Nicolas Jean-Baptiste Ravot, seigneur d'Ombreval (28 September 1680 - 18 October 1729) was a French magistrate and administrator who served as Lieutenant General of Police of Paris from 1724 to 1725.

==Biography==
Born in Paris, he was the son of Jean-Baptiste Ravot d'Ombreval, a member of the parlement of Paris, and of Geneviève Berthelot, from the wealthy and influential Berthelot family of financiers (see Jeanne Agnès Berthelot de Pléneuf, marquise de Prie, who was the niece of Geneviève Berthelot).

Nicolas Ravot d'Ombreval was Advocate General at the cour des aides of Paris, the appeal court for disputes arising out of the collection of taxes within the jurisdiction of the parlement of Paris, which covered half of France's territory. Nicolas Ravot d'Ombreval was also maître des requêtes. On 28 January 1724, he was appointed Lieutenant General of Police of Paris, i.e. head of the Paris Police.

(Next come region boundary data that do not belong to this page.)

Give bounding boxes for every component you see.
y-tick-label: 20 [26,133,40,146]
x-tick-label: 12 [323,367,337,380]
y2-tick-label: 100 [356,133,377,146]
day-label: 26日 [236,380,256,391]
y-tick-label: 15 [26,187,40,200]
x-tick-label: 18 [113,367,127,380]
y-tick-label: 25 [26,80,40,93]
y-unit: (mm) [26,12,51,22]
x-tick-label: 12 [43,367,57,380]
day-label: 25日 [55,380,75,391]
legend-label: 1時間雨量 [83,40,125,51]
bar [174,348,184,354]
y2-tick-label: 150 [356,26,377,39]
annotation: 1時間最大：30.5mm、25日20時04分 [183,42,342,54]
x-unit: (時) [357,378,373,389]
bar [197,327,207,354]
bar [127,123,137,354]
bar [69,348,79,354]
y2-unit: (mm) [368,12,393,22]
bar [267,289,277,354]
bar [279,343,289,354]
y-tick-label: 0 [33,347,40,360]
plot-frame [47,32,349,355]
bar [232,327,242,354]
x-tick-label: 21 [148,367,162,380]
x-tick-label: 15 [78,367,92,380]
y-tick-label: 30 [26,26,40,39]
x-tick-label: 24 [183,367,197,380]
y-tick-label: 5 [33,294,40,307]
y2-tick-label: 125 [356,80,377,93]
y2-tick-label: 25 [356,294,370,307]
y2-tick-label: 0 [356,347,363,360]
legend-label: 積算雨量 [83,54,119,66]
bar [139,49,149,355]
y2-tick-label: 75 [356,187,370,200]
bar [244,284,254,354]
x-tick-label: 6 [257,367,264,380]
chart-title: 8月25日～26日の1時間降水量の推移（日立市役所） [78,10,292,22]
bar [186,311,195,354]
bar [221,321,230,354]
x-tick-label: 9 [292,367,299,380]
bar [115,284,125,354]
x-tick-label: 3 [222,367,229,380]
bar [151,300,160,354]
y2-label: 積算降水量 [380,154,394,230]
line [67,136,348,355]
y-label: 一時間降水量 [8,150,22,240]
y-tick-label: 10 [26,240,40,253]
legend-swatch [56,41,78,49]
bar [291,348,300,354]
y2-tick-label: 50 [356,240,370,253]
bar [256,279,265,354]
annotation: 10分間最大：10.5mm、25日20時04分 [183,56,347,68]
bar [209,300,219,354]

While Lieutenant General of Police, he was responsible for the royal edict of 24 September 1724 which created the Paris Bourse. He also revived the old decrees of the provost of Paris (the medieval representative of the King in the city of Paris) against prostitution. He was the first one to regulate fiacre services (horse-drawn for-hire carriages known as hackney carriages in England) with his order of 24 May 1725.

He left the Lieutenancy General of Police of Paris on 28 August 1725 and was appointed intendant of the généralité of Tours, succeeding René Hérault, who succeeded him as Lieutenant General of Police of Paris. He was dismissed from his office of intendant on 11 August 1726.

Nicolas Ravot d'Ombreval was married to Thérèse Gabrielle Bréau (1678-1769). He died in 1729 at the age of 49 and was buried in the church of Dame-Marie-les-Bois, a village between Tours and Blois where he owned the seigneury and château of La Guérinière.